A, Follow-up ultrasound showed prominence of lymphatic channels with linear echoes (arrow), and loss of twirling movement (dead worms). B, the color motion artifact was not seen.

Video 1: Real time sonogram shows characteristic vigorous tworling movement suggestive of “filarial dance”

Supplementary Material

3. Discussion

In India, Wuchereria bancrofti is a public health problem. It is endemic all over India, except in Jammu and Kashmir, Himachal Pradesh, Haryana, Rajasthan, and the eastern states. It is distributed chiefly along the seacoast and along the banks of big rivers (1). Adult worms are found in the lymphatic vessels and lymph nodes of human beings only; therefore, bancroftian filariasis is not a zoonotic disease.

In lymphatic filariasis, the adult parasites live in the lymphatic vessels whilst their offspring, the microfilariae circulate in the peripheral blood and are available to the mosquito vectors when they feed on the human blood (2). In lymphatic filariasis, the sites commonly involved are bronchial aspirate, cervico-vaginal smears and pleural and pericardial fluids (3). Breast lesions, though unusual, are not rare and swelling of the breast due to obstruction of the dermal lymphatics by the filarial worm has been documented (4).

Lymphatic vessels of the breast get infested with the larvae, which causes lymphangitis, fibrosis, and lymphatic obstruction (5). The patient usually presents with non-tender swelling; the most common site being the upper outer quadrant (2). Our patient presented with small non-tender subcutaneous swelling in the left areolar region with on and off itching. However, changes of peau d’orange and axillary lymphadenopathy have also been reported (6).

Imaging plays an important role in the diagnosis. Ultrasound is a valuable tool as real time ultrasound demonstrates the typical vigorous movement of the filarial worms termed as “filarial dance” which is classical.
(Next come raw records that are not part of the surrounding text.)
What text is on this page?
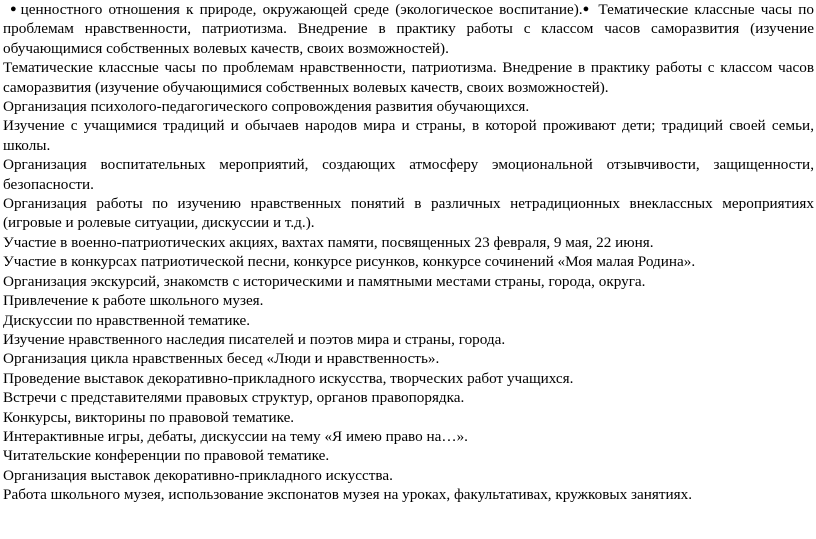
● ценностного отношения к природе, окружающей среде (экологическое воспитание).● Тематические классные часы по проблемам нравственности, патриотизма. Внедрение в практику работы с классом часов саморазвития (изучение обучающимися собственных волевых качеств, своих возможностей).

Тематические классные часы по проблемам нравственности, патриотизма. Внедрение в практику работы с классом часов саморазвития (изучение обучающимися собственных волевых качеств, своих возможностей).

Организация психолого-педагогического сопровождения развития обучающихся.

Изучение с учащимися традиций и обычаев народов мира и страны, в которой проживают дети; традиций своей семьи, школы.

Организация воспитательных мероприятий, создающих атмосферу эмоциональной отзывчивости, защищенности, безопасности.

Организация работы по изучению нравственных понятий в различных нетрадиционных внеклассных мероприятиях (игровые и ролевые ситуации, дискуссии и т.д.).

Участие в военно-патриотических акциях, вахтах памяти, посвященных 23 февраля, 9 мая, 22 июня.

Участие в конкурсах патриотической песни, конкурсе рисунков, конкурсе сочинений «Моя малая Родина».

Организация экскурсий, знакомств с историческими и памятными местами страны, города, округа.

Привлечение к работе школьного музея.

Дискуссии по нравственной тематике.

Изучение нравственного наследия писателей и поэтов мира и страны, города.

Организация цикла нравственных бесед «Люди и нравственность».

Проведение выставок декоративно-прикладного искусства, творческих работ учащихся.

Встречи с представителями правовых структур, органов правопорядка.

Конкурсы, викторины по правовой тематике.

Интерактивные игры, дебаты, дискуссии на тему «Я имею право на…».

Читательские конференции по правовой тематике.

Организация выставок декоративно-прикладного искусства.

Работа школьного музея, использование экспонатов музея на уроках, факультативах, кружковых занятиях.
Amaral et al. (7) first reported the real-time sonographic visualization of adult W.bancrofti in the scrotum of infected men, naming it the ‘‘filarial dance sign’’. Dreyer and colleagues first demonstrated the filarial dance in the breast (8). Rathi et al. (9) described the color motion artifact, which is produced by the swirling motion of the parasite. In our case also, typical filarial dance in the cystic lesion that was presumed to be a focally dilated lymphatic duct with living microfilarial worms showing color motion artifact was seen. This was confirmed on cytologic examination of the aspirate. These findings were similar to those of Surendrababu et al. (10).

To conclude, our case highlights the importance of sonomammography in the diagnosis of palpable and non palpable breast nodules in filarial endemic areas.